- William Henry Seward Memorial
- U.S. National Register of Historic Places
- Memorial in 2007
- Location: Florida, New York
- Nearest city: Middletown
- Coordinates: 41°20′00″N 74°21′27″W﻿ / ﻿41.33333°N 74.35750°W
- Built: 1930
- Architect: Daniel Chester French, Richard Henry Dana III
- Architectural style: Classical Revival
- NRHP reference No.: 99001489
- Added to NRHP: 1999

= William Henry Seward Memorial =

The William Henry Seward Memorial is located along Main Street (NY 17A/94) in downtown Florida, New York.
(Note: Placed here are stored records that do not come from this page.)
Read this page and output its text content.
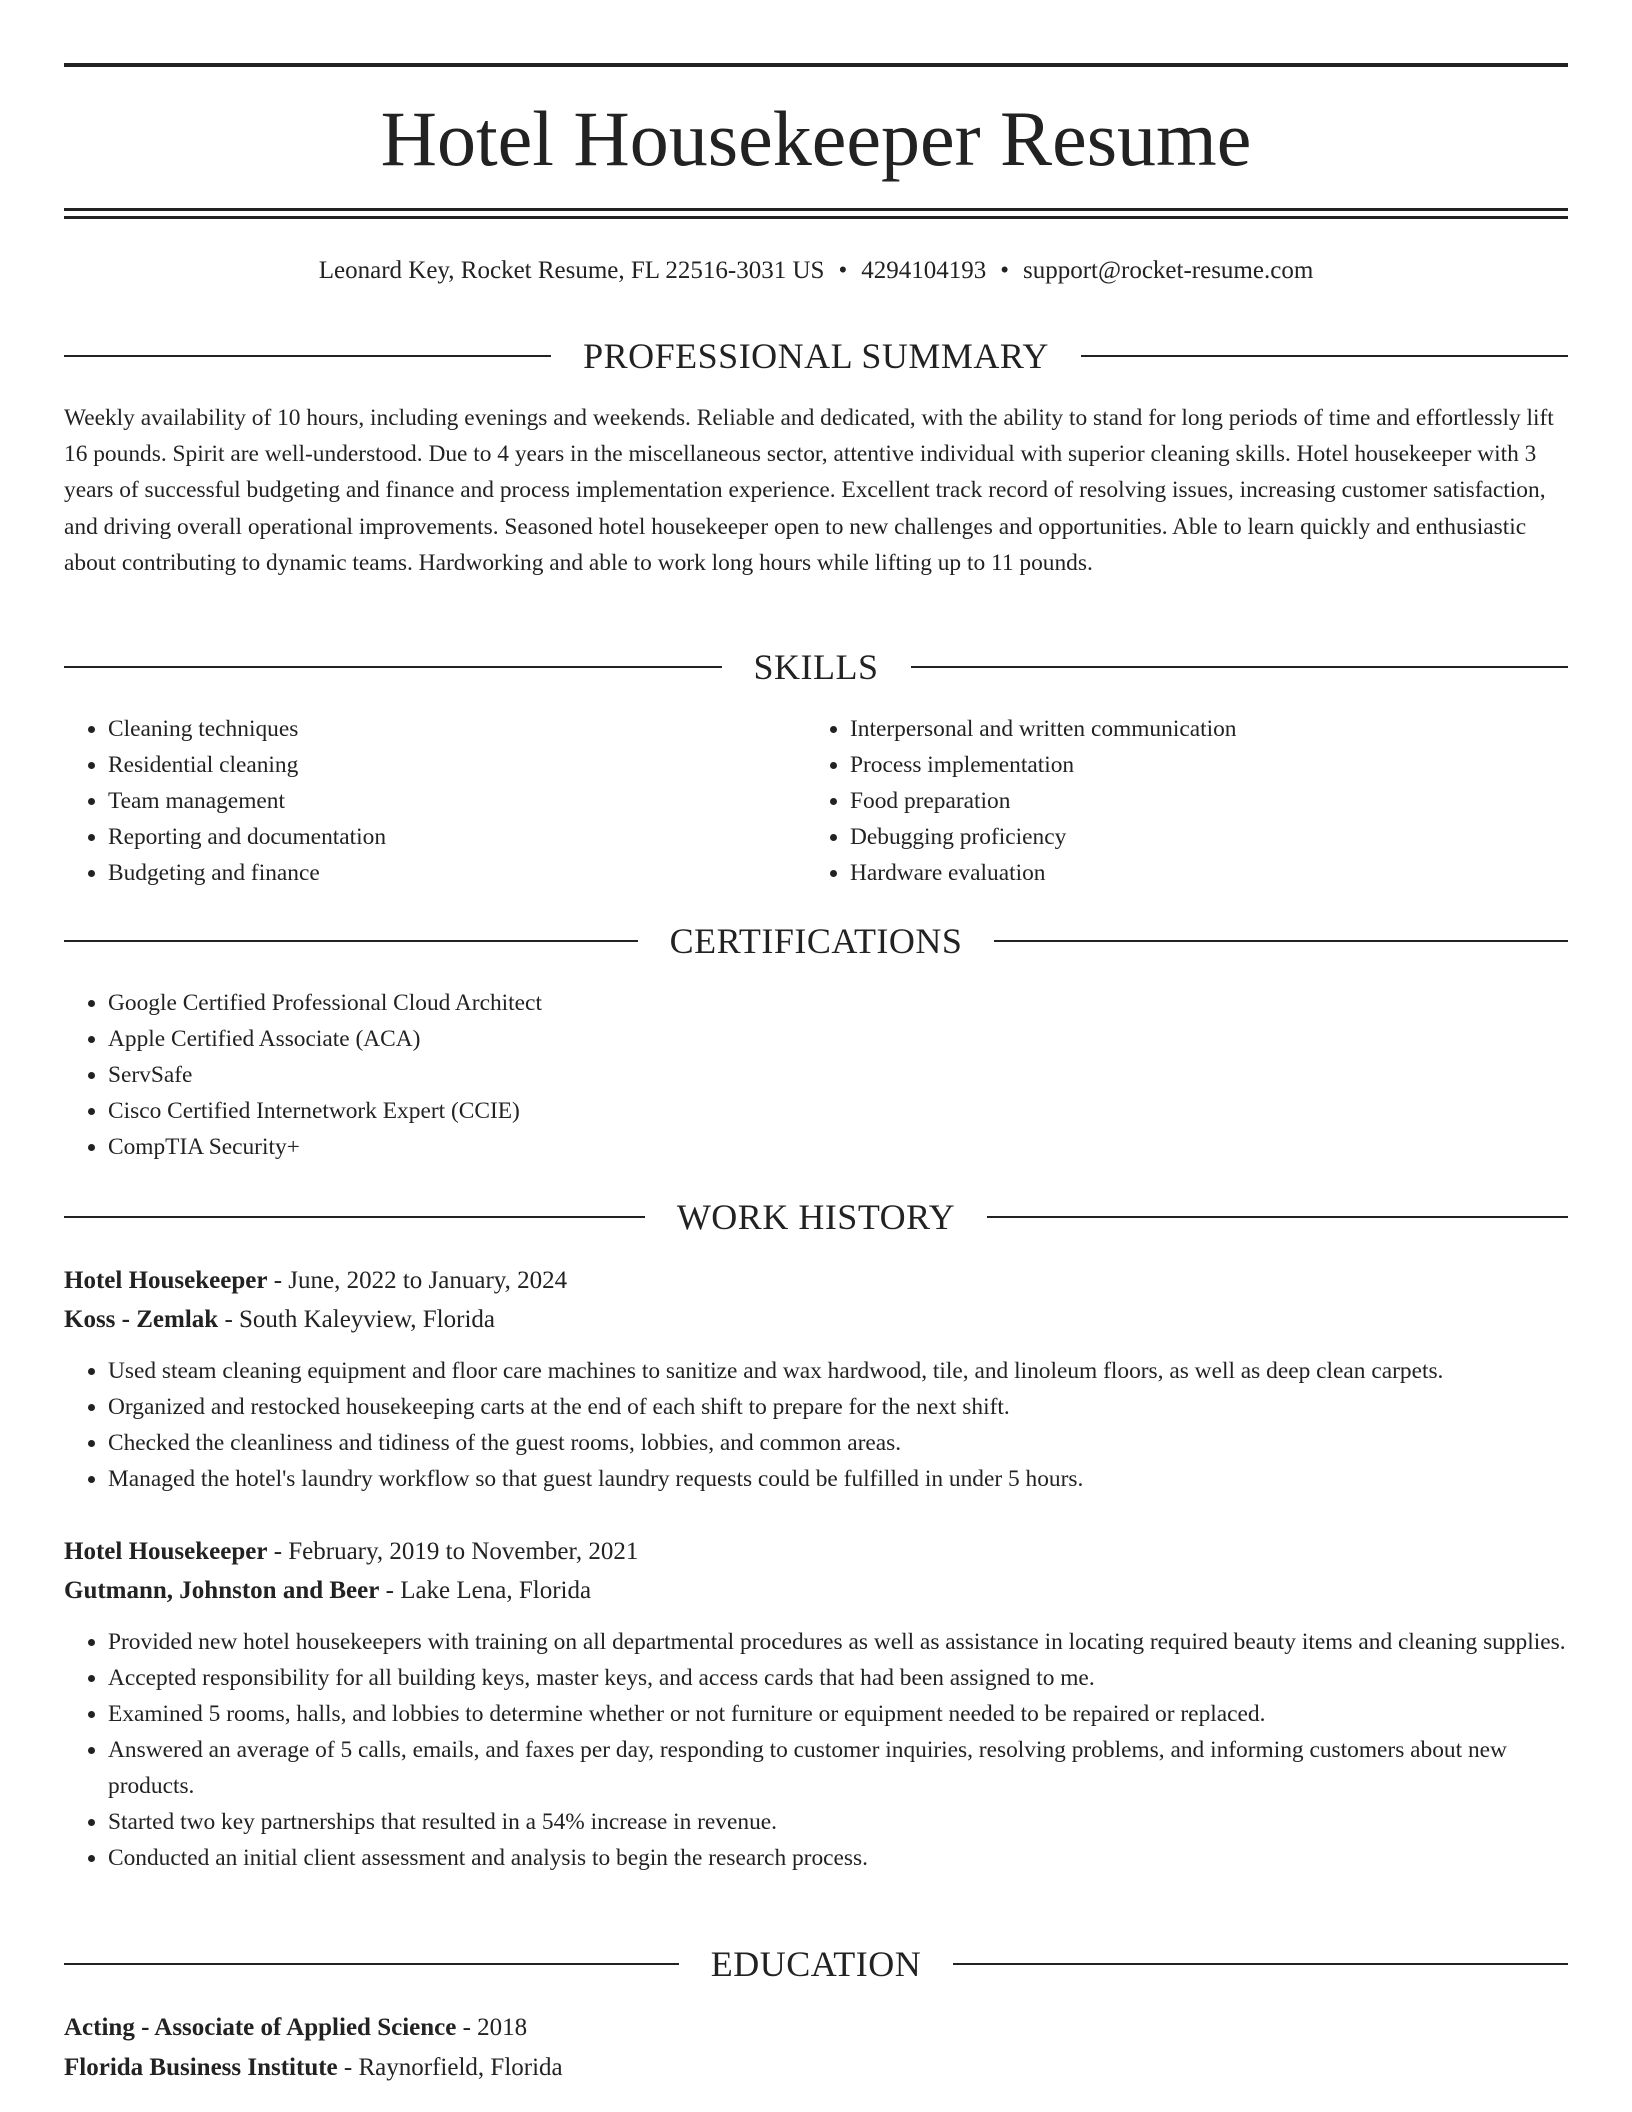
Hotel Housekeeper Resume
Leonard Key, Rocket Resume, FL 22516-3031 US • 4294104193 • support@rocket-resume.com
PROFESSIONAL SUMMARY

Weekly availability of 10 hours, including evenings and weekends. Reliable and dedicated, with the ability to stand for long periods of time and effortlessly lift 16 pounds. Spirit are well-understood. Due to 4 years in the miscellaneous sector, attentive individual with superior cleaning skills. Hotel housekeeper with 3 years of successful budgeting and finance and process implementation experience. Excellent track record of resolving issues, increasing customer satisfaction, and driving overall operational improvements. Seasoned hotel housekeeper open to new challenges and opportunities. Able to learn quickly and enthusiastic about contributing to dynamic teams. Hardworking and able to work long hours while lifting up to 11 pounds.

SKILLS
• Cleaning techniques
• Residential cleaning
• Team management
• Reporting and documentation
• Budgeting and finance
• Interpersonal and written communication
• Process implementation
• Food preparation
• Debugging proficiency
• Hardware evaluation
CERTIFICATIONS
• Google Certified Professional Cloud Architect
• Apple Certified Associate (ACA)
• ServSafe
• Cisco Certified Internetwork Expert (CCIE)
• CompTIA Security+
WORK HISTORY
Hotel Housekeeper - June, 2022 to January, 2024
Koss - Zemlak - South Kaleyview, Florida
• Used steam cleaning equipment and floor care machines to sanitize and wax hardwood, tile, and linoleum floors, as well as deep clean carpets.
• Organized and restocked housekeeping carts at the end of each shift to prepare for the next shift.
• Checked the cleanliness and tidiness of the guest rooms, lobbies, and common areas.
• Managed the hotel's laundry workflow so that guest laundry requests could be fulfilled in under 5 hours.
Hotel Housekeeper - February, 2019 to November, 2021
Gutmann, Johnston and Beer - Lake Lena, Florida
• Provided new hotel housekeepers with training on all departmental procedures as well as assistance in locating required beauty items and cleaning supplies.
• Accepted responsibility for all building keys, master keys, and access cards that had been assigned to me.
• Examined 5 rooms, halls, and lobbies to determine whether or not furniture or equipment needed to be repaired or replaced.
• Answered an average of 5 calls, emails, and faxes per day, responding to customer inquiries, resolving problems, and informing customers about new products.
• Started two key partnerships that resulted in a 54% increase in revenue.
• Conducted an initial client assessment and analysis to begin the research process.
EDUCATION
Acting - Associate of Applied Science - 2018
Florida Business Institute - Raynorfield, Florida
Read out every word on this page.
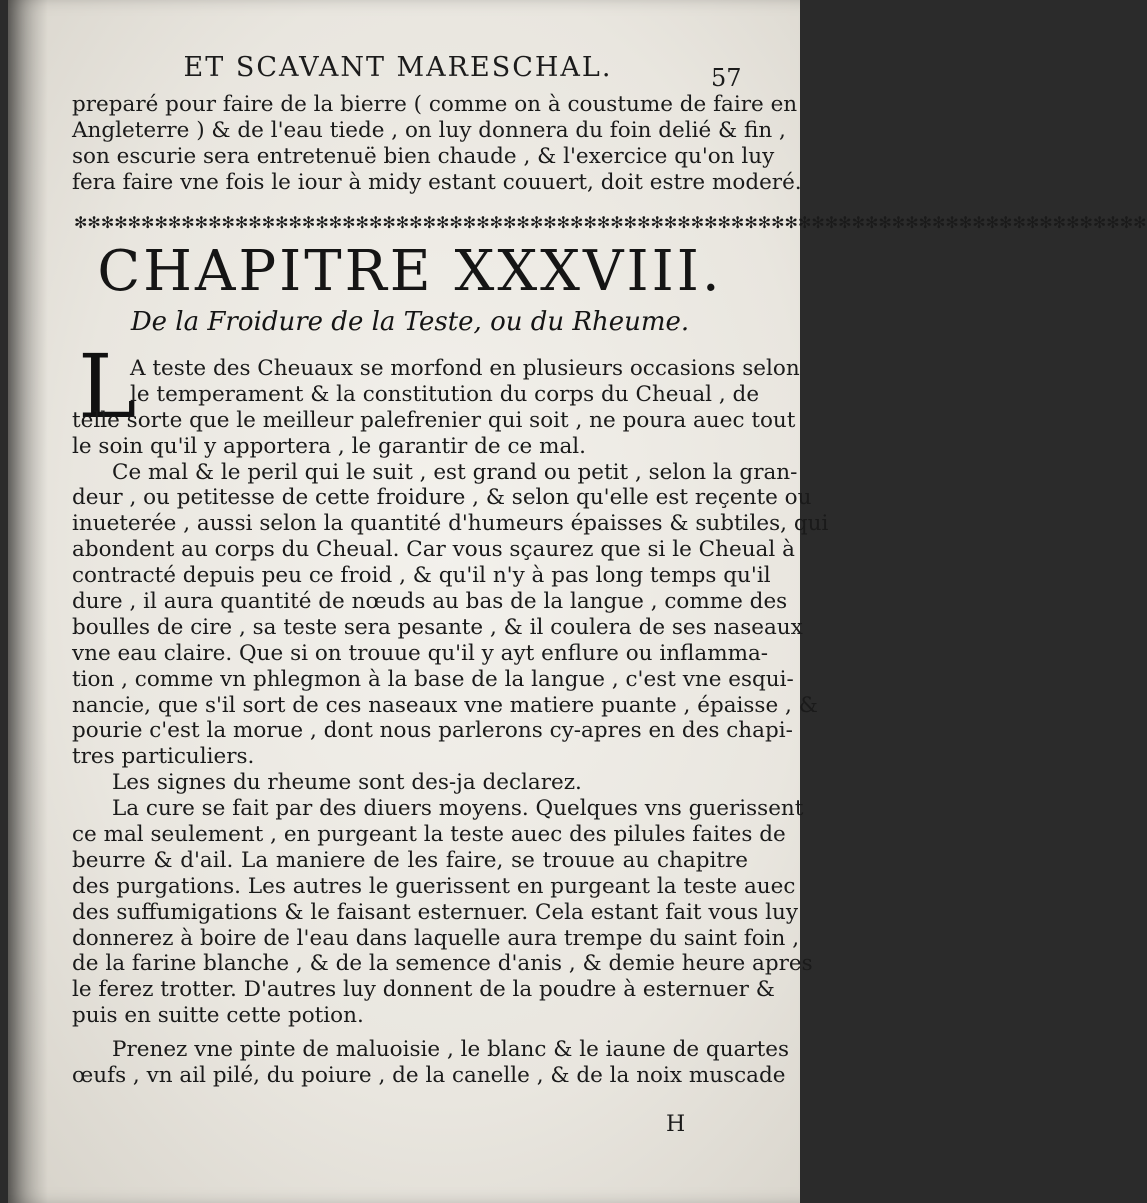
ET SCAVANT MARESCHAL.	57
preparé pour faire de la bierre ( comme on à coustume de faire en
Angleterre ) & de l'eau tiede , on luy donnera du foin delié & fin ,
son escurie sera entretenuë bien chaude , & l'exercice qu'on luy
fera faire vne fois le iour à midy estant couuert, doit estre moderé.
✻✻✻✻✻✻✻✻✻✻✻✻✻✻✻✻✻✻✻✻✻✻✻✻✻✻✻✻✻✻✻✻✻✻✻✻✻✻✻✻✻✻✻✻✻✻✻✻✻✻✻✻✻✻✻✻✻✻✻✻✻✻✻✻✻✻✻✻✻✻✻✻✻✻✻✻✻✻✻✻
CHAPITRE XXXVIII.
De la Froidure de la Teste, ou du Rheume.
L
A teste des Cheuaux se morfond en plusieurs occasions selon
le temperament & la constitution du corps du Cheual , de
telle sorte que le meilleur palefrenier qui soit , ne poura auec tout
le soin qu'il y apportera , le garantir de ce mal.
Ce mal & le peril qui le suit , est grand ou petit , selon la gran-
deur , ou petitesse de cette froidure , & selon qu'elle est reçente ou
inueterée , aussi selon la quantité d'humeurs épaisses & subtiles, qui
abondent au corps du Cheual. Car vous sçaurez que si le Cheual à
contracté depuis peu ce froid , & qu'il n'y à pas long temps qu'il
dure , il aura quantité de nœuds au bas de la langue , comme des
boulles de cire , sa teste sera pesante , & il coulera de ses naseaux
vne eau claire. Que si on trouue qu'il y ayt enflure ou inflamma-
tion , comme vn phlegmon à la base de la langue , c'est vne esqui-
nancie, que s'il sort de ces naseaux vne matiere puante , épaisse , &
pourie c'est la morue , dont nous parlerons cy-apres en des chapi-
tres particuliers.
Les signes du rheume sont des-ja declarez.
La cure se fait par des diuers moyens. Quelques vns guerissent
ce mal seulement , en purgeant la teste auec des pilules faites de
beurre & d'ail. La maniere de les faire, se trouue au chapitre
des purgations. Les autres le guerissent en purgeant la teste auec
des suffumigations & le faisant esternuer. Cela estant fait vous luy
donnerez à boire de l'eau dans laquelle aura trempe du saint foin ,
de la farine blanche , & de la semence d'anis , & demie heure apres
le ferez trotter. D'autres luy donnent de la poudre à esternuer &
puis en suitte cette potion.
Prenez vne pinte de maluoisie , le blanc & le iaune de quartes
œufs , vn ail pilé, du poiure , de la canelle , & de la noix muscade
H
It commemorates the life of Seward, a Florida native whose career in public service culminated with his tenure as Secretary of State under Abraham Lincoln, in which capacity he negotiated the purchase of Alaska from Russia.

It consists of a bronze bust of Seward by Daniel Chester French, who also sculpted Lincoln seated at the Lincoln Memorial in Washington, set in the middle of a small circular plaza with benches designed by Richard Henry Dana III. Just behind it is S. S. Seward Institute, the local secondary school, named after Seward's father. It was unveiled September 24, 1930, and restored in 2000 after being added to the National Register of Historic Places the year before.

In 2007 the memorial was vandalized. Seward's bust was shifted and one of the benches cracked.